Luther Manning’s attempts to come to grips with (and score some payback for) his transformation into a hideous cyber-revenant unfolded across a self-contained arc, albeit one riddled with dangling and abandoned plot threads (which my younger self naively assumed were signs of greater depth and sophistication rather than the creative team adjusting the goalposts of the serial narrative on the fly).
The final issue of Deathlok’s Astonishing Tales run was a springboard by way of epilogue, in which Big-But-Not-Biggest Bad had been defeated and the now-redundant protagonist wandered off to find a new purpose in his tortured life.
That purpose, unfortunately, involved Godwulf…

…the Tarzan-Jesus of post-nuclear Manhattan’s abandoned subway tunnels.
Who — or what — was Godwulf?
The easy answer is “Yet another entry in a long line of shitty Bronze Age z-listers with some variant of ‘god’ or ‘wolf’ in their name.”
That still leaves a number of questions unanswered, but good luck finding them in the actual story, where Godwulf bantered about something called the “Godwulf Principle” (which I assume has to do with removing body hair or going shoeless in the radiocative ruins of NYC’s mass transit hubs) before plugging a cable into his sternum and making Deathlok vanish from existence.*

Godwulf would later resurface during a Captain America tale which tried to reconcile Deathlok’s apocalyptic 1980s future with the pre-apocalyptic 1980s present in the goofiest manner possible. Godwulf was revealed to be a former AIM scientist who felt bad about his role in bringing about armageddon and so sent Deathlok back in time to prevent the catastrophe from taking place.

That job ultimately fell upon an understandably confused Cap, who also helped Godwulf and his scruffy band of misfits (including a pint-sized Mr. T clone and Wulf’s main squeeze Iron Butterfly, who had the power to take eighteen minutes to finish what could reasonably done in four) overthrow the Biggest Bad and restore justice and sappy, stupid coda to a perfectly fine artifact of 1970s funnybook pessimism.

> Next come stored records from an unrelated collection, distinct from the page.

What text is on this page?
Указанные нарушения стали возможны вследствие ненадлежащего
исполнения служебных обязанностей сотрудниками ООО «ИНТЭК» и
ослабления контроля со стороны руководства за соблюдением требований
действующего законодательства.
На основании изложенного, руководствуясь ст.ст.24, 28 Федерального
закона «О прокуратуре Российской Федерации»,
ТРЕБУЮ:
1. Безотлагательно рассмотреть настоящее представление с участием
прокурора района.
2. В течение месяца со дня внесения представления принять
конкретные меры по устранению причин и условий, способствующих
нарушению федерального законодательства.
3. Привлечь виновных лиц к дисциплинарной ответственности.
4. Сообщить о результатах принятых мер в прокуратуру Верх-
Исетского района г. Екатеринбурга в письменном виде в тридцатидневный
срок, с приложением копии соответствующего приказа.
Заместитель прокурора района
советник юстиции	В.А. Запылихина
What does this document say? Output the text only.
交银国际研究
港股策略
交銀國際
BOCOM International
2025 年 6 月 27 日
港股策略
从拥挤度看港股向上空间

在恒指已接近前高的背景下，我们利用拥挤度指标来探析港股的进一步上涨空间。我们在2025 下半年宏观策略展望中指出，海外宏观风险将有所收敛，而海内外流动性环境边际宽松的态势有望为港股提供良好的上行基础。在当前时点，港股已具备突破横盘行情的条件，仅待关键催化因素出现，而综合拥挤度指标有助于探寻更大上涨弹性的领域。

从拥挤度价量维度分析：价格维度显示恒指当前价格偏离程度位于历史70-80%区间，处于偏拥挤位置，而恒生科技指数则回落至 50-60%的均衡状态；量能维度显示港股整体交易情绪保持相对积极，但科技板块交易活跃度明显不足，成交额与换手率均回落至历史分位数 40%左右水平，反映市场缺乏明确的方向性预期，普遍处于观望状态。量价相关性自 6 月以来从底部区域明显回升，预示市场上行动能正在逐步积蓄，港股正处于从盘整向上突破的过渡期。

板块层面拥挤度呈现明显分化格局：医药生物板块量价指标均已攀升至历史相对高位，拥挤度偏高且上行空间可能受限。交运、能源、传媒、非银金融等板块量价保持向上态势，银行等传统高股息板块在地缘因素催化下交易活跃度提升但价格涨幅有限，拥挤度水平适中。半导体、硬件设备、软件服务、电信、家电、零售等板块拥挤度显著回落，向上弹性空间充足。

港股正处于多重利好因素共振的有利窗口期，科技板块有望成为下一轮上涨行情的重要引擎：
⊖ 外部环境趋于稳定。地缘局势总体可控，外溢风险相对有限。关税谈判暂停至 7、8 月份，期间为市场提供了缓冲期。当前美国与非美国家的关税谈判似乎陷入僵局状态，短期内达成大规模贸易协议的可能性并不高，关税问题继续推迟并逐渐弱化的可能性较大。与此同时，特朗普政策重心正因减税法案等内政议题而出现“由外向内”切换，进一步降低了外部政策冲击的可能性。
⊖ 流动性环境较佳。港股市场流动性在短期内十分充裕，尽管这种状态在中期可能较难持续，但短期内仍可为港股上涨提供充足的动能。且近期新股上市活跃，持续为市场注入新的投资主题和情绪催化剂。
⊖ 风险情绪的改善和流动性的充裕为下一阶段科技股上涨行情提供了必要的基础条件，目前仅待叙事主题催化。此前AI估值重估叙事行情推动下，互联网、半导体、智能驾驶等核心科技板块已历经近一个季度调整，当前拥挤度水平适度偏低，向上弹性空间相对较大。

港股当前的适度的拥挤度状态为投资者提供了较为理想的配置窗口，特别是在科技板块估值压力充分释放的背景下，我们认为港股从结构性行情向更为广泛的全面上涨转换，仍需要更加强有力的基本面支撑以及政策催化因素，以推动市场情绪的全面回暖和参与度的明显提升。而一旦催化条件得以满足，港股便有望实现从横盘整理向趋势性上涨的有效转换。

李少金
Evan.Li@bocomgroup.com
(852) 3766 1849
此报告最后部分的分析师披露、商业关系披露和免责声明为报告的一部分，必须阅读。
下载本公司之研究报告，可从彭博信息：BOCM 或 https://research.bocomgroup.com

Thus did Godwulf’s epic journey come to an end…

…if you don’t take his early 1990s appearances as a time-travelling bounty hunter into account, and why would you want to go and do that?
Some lousy z-listers are in it for the long haul. Some settle for a singular instance of transcendent lousiness. It’s a rare character who can return for a fleeting moment each decade and be lousier and stupider than the last time they appeared. Like a feculent comet, Godwulf has left his short but fragrant streakmarks across forty years of Marvel history and smeared his name upon the charts of Nobody’s Favorites.

*Or, more accurately, to fight Devil-Slayer and then get caught up in the Marvel Two-In-One‘s “Project: Pegasus” arc, but why quibble over semantics?